Aux termes de l’article 1225 du code civil, la clause résolutoire précise les engagements dont l’inexécution entraînera la résolution du contrat.
La résolution est subordonnée à une mise en demeure infructueuse, s’il n’a pas été convenu que celle-ci résulterait du seul fait de l’inexécution. La mise en demeure ne produit effet que si elle mentionne expressément la clause résolutoire.
En l’espèce, la demande de dommages et intérêts est mal fondée tandis qu’au surplus, la résiliation du bail n’a pas été prononcée en vertu de la clause résolutoire insérée au bail mais au titre de l’inexécution par le locataire de son obligation de payer les loyers, même si ceux-ci ont été réduits en raison des manquement de la bailleresse.

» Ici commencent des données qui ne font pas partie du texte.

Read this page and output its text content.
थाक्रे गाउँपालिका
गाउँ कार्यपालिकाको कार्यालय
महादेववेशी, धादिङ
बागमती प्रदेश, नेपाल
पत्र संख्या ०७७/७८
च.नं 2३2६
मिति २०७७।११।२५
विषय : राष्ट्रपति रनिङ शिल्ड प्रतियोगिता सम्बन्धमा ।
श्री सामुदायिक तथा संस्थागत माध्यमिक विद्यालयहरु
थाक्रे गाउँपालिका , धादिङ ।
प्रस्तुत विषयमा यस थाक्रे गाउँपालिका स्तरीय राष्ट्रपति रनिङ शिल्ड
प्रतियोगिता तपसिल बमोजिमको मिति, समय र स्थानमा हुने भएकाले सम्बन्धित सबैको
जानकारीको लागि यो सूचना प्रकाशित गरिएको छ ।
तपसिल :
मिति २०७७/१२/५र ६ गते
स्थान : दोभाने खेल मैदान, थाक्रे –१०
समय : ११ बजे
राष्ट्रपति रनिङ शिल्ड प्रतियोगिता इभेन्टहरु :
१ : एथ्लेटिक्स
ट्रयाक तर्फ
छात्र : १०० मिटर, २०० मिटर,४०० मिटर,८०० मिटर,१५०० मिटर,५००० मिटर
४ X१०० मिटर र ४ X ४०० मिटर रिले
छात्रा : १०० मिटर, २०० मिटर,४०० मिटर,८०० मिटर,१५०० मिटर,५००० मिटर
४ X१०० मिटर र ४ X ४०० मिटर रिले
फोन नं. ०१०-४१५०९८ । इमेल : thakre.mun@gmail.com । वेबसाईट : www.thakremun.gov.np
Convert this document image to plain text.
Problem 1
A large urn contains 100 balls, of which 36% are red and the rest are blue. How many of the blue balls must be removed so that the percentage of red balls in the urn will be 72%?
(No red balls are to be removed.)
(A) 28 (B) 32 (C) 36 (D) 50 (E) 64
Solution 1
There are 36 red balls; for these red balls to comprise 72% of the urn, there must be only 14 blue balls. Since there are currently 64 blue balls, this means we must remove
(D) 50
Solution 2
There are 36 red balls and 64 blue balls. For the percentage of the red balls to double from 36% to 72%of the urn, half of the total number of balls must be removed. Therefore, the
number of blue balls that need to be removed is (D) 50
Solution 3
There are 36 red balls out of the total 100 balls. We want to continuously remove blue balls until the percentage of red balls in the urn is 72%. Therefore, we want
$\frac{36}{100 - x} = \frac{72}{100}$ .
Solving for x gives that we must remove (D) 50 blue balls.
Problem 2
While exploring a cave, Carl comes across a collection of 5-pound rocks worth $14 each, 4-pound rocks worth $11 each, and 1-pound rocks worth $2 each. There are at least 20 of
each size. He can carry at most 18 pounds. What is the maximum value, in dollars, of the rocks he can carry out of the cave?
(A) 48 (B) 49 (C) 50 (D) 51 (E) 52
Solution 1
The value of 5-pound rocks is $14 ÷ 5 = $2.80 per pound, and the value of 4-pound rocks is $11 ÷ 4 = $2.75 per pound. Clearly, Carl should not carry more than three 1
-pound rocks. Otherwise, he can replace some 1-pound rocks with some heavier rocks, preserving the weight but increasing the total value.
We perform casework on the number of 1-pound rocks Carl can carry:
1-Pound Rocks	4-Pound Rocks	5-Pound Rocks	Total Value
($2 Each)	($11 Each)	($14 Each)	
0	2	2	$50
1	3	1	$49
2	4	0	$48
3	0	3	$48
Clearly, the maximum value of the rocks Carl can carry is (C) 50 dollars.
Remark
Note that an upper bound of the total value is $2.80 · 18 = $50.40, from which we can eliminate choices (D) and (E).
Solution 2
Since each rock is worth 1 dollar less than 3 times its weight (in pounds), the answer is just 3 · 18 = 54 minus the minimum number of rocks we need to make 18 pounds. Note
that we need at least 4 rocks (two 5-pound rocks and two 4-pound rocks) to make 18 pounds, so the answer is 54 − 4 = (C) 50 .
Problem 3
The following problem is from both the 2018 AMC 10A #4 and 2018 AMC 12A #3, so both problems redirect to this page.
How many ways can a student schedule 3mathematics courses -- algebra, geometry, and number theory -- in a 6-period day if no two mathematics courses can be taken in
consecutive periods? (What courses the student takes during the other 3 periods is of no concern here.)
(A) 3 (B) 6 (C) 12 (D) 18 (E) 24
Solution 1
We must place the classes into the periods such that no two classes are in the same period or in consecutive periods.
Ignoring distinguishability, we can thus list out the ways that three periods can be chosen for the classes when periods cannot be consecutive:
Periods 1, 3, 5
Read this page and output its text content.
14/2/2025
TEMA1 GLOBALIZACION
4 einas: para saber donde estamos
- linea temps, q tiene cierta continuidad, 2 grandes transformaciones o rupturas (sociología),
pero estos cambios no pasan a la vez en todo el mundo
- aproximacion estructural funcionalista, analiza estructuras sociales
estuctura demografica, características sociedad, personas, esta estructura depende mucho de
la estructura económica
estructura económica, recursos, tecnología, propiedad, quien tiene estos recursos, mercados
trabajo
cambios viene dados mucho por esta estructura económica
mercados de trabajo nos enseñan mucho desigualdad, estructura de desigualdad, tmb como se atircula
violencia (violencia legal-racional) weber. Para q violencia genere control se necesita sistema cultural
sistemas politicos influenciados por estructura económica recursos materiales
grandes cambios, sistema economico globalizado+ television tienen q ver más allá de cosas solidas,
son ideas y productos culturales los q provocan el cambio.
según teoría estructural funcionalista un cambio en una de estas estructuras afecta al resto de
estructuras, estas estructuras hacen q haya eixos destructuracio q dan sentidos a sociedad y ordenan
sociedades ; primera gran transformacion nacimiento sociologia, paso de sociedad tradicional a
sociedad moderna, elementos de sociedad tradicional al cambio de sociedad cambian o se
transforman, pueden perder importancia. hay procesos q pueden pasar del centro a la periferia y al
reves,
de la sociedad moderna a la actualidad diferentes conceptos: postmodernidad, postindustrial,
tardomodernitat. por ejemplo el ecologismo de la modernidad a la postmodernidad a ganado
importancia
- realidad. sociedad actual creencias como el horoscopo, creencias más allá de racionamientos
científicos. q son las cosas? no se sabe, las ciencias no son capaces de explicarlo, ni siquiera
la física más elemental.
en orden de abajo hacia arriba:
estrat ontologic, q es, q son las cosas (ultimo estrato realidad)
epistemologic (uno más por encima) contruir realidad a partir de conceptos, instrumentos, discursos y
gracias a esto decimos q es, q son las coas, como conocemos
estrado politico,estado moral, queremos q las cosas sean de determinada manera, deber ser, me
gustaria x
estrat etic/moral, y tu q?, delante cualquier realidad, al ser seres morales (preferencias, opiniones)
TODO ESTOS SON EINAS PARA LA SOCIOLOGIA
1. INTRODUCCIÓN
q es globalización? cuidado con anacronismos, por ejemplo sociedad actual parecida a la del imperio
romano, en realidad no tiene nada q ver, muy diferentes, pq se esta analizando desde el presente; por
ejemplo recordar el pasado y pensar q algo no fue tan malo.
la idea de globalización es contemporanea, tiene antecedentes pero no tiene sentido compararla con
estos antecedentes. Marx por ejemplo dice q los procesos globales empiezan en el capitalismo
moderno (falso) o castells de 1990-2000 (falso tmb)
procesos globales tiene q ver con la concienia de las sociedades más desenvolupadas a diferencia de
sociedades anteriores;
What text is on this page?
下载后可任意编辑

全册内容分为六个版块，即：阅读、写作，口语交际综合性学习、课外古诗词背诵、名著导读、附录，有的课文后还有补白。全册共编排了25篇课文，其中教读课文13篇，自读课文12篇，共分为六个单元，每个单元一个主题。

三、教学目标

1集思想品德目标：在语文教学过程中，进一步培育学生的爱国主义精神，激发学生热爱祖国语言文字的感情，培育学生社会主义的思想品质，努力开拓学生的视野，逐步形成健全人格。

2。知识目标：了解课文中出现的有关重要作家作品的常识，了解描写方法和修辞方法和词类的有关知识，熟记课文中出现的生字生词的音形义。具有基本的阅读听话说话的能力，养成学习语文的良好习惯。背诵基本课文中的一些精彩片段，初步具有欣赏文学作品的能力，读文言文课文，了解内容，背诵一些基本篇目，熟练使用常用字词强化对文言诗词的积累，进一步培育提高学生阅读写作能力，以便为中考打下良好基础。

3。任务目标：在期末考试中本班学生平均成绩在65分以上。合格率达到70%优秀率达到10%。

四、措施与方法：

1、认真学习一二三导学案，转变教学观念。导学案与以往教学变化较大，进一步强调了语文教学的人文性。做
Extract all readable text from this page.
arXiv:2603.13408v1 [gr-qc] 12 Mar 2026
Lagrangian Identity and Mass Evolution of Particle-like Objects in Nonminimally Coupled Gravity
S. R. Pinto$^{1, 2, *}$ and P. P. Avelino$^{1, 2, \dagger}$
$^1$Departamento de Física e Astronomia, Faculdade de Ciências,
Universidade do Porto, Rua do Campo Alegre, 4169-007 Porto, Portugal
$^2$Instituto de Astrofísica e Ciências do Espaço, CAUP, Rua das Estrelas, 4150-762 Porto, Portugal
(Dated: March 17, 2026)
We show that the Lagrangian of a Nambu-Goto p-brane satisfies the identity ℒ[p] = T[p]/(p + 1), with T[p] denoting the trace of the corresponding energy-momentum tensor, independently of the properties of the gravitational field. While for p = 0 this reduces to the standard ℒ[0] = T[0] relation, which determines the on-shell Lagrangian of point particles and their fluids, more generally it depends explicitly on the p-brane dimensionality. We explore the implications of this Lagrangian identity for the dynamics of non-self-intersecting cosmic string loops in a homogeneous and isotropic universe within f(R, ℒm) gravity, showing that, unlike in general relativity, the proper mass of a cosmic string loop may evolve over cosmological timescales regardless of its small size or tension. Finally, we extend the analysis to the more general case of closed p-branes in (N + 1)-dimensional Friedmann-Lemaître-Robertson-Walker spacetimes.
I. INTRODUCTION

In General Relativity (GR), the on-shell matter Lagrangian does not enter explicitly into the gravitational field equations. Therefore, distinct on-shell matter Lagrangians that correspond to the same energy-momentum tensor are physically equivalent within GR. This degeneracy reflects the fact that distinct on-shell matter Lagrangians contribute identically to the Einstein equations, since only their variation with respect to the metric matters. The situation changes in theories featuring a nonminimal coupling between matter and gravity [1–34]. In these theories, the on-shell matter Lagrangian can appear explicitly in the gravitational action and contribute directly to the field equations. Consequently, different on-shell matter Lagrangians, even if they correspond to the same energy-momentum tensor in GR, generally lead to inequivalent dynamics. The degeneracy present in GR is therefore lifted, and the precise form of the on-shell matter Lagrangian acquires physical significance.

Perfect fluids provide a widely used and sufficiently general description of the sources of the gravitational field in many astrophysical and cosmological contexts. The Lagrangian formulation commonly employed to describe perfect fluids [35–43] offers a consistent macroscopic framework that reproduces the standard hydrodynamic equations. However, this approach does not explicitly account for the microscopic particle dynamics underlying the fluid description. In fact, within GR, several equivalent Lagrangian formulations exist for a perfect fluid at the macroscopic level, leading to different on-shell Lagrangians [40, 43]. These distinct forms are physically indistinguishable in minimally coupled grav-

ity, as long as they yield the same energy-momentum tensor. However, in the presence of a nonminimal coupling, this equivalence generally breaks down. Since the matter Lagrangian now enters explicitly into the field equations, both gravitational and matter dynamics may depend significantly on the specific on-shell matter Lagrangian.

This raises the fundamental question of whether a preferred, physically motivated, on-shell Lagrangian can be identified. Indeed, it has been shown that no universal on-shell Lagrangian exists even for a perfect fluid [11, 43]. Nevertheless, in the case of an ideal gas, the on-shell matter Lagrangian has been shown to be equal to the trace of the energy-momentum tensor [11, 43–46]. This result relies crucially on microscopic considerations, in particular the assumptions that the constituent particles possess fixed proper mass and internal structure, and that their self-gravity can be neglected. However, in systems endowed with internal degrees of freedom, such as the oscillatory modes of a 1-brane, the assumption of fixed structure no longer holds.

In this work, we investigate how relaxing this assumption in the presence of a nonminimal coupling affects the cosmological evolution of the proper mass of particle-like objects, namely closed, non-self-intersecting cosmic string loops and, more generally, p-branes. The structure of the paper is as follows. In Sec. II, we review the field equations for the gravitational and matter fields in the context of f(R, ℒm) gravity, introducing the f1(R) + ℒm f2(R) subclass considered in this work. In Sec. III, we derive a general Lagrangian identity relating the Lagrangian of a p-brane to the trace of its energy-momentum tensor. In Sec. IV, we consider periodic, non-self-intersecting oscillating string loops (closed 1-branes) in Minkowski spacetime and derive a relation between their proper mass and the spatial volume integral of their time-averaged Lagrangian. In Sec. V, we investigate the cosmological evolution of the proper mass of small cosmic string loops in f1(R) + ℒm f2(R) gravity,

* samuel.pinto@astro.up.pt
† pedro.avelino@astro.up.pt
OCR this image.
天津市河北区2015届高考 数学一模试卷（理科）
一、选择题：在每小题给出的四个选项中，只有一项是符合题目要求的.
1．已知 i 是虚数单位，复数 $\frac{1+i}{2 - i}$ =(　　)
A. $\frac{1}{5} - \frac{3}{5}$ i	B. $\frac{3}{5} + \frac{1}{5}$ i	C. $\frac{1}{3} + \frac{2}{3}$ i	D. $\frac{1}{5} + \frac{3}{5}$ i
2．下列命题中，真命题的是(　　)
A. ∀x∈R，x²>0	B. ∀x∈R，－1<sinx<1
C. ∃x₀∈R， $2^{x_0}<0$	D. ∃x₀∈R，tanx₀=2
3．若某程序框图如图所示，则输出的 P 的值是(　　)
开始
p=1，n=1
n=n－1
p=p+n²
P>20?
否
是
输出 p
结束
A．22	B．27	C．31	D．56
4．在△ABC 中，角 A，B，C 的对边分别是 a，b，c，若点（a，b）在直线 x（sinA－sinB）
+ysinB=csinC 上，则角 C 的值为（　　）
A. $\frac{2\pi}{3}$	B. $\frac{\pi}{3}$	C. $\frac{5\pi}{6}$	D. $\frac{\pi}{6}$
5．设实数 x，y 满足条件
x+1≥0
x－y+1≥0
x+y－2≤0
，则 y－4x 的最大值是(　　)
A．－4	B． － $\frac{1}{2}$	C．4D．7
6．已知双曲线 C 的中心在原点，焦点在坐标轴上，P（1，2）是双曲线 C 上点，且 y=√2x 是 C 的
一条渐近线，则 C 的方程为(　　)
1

La demande de dommages et intérêts de la SCI KARAIKAL doit être rejetée et le jugement querellé confirmé de ce chef.
Sur les demandes au titre des frais irrépétibles et aux dépens :
Vu les articles 696 et 700 du code de procédure civile,
Les parties, succombant chacune partiellement, supporteront leurs propres dépens et leurs frais irrépétibles de première instance et d’appel.
PAR CES MOTIFS
La cour,
CONFIRME le jugement en ce qu’il a rejeté la demande de dommages et intérêts de la SCI KARAIKAL,
INFIRME le jugement entrepris en toutes ses autres dispositions ;
Statuant à nouveau,
DIT N’Y AVOIR LIEU à statuer sur la nullité du commandement de payer délivré le 27 août 2021 ;
PRONONCE la résiliation du bail à la date du 1er mars 2022 aux torts du locataire ;
FAIT DROIT à l’exception d’inexécution invoquée par Monsieur [J] ;
DIT que Monsieur [J] est en droit d’obtenir la réduction de 50 % des sommes dues au titre des loyers, des charges, et des indemnités d’occupation réclamées par la SCI KARAIKAL jusqu’au mois d’avril 2022 ;
DEBOUTE la SCI KARAIKAL de sa demande d’expulsion ;
CONDAMNE Monsieur [N] [J] à payer à la SCI KARAIKAL la somme de 3.229,00 euros au titre de l’arriéré locatif arrêté au 27 octobre 2021, avec intérêts au taux légal à compter de l’assignation, outre la moitié des loyers et charges dus jusqu’au 1er mars 2022 et une indemnité d’occupation mensuelle due jusqu’au mois d’avril 2022 inclus d’un montant équivalent au loyer et charges réduit de 50 % ;
DEBOUTE Monsieur [N] [J] de sa demande d’indemnisation d’un préjudice moral ;
LAISSE les parties supporter leurs propres dépens de première instance et d’appel ;
DEBOUTE les parties de leurs demandes fondées sur l’article 700 du code de procédure civile.
Le présent arrêt a été signé par Monsieur Patrick CHEVRIER, Président de chambre, et par Falida OMARJEE, greffière à laquelle la minute de la décision a été remise par le magistrat signataire.